Biography
Daniel Grinberg received his PhD from the Department of Film and Media Studies at the University of California, Santa Barbara. In August 2018, he will be the Postdoctoral Fellow at the Center for Media at Risk at University of Pennsylvania’s Annenberg School for Communication. Previously, he received a M.A. in Communication and Culture at Indiana University and a B.A. in English Literature and Foreign Affairs at the University of Virginia. In between, he also taught English at a high school in France and embarked on an ongoing quest to watch every film in the Criterion Collection.
Currently, he is at work on his first book, Partial Disclosures: Documentary Media and the Freedom of Information Act, which examines how documentary media and FOIA disclosures mediate public knowledge of covert security and surveillance practices. He has also written on topics such as terror watchlists, virtual reality simulations, predictive security algorithms, and the militainment network of the Guantanamo Bay Naval Base.
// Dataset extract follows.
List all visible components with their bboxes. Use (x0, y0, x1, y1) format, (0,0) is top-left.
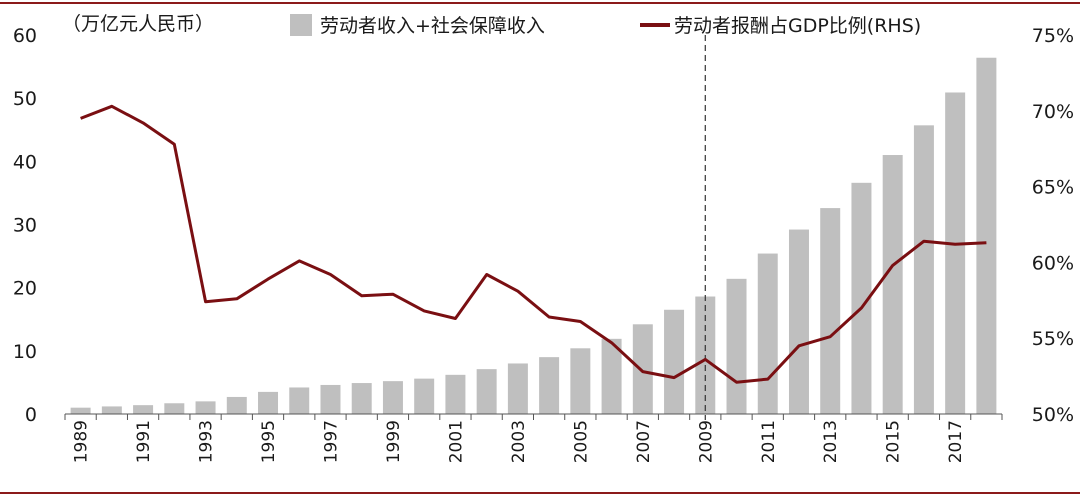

His research interests include government media and censorship, war and security media, surveillance, documentary media, media activism, and media and the environment in both U.S. and global contexts. He is also the co-editor of the “Surveillance States” issue of Media Fields Journal; the co-organizer of the University of California Humanities Research Institute “War, Security, and Digital Media” Graduate Working Group; and the co-organizer of the Power Dynamics: 2016 Media and the Environment Conference and Ruins: 2017 Media Fields Conference.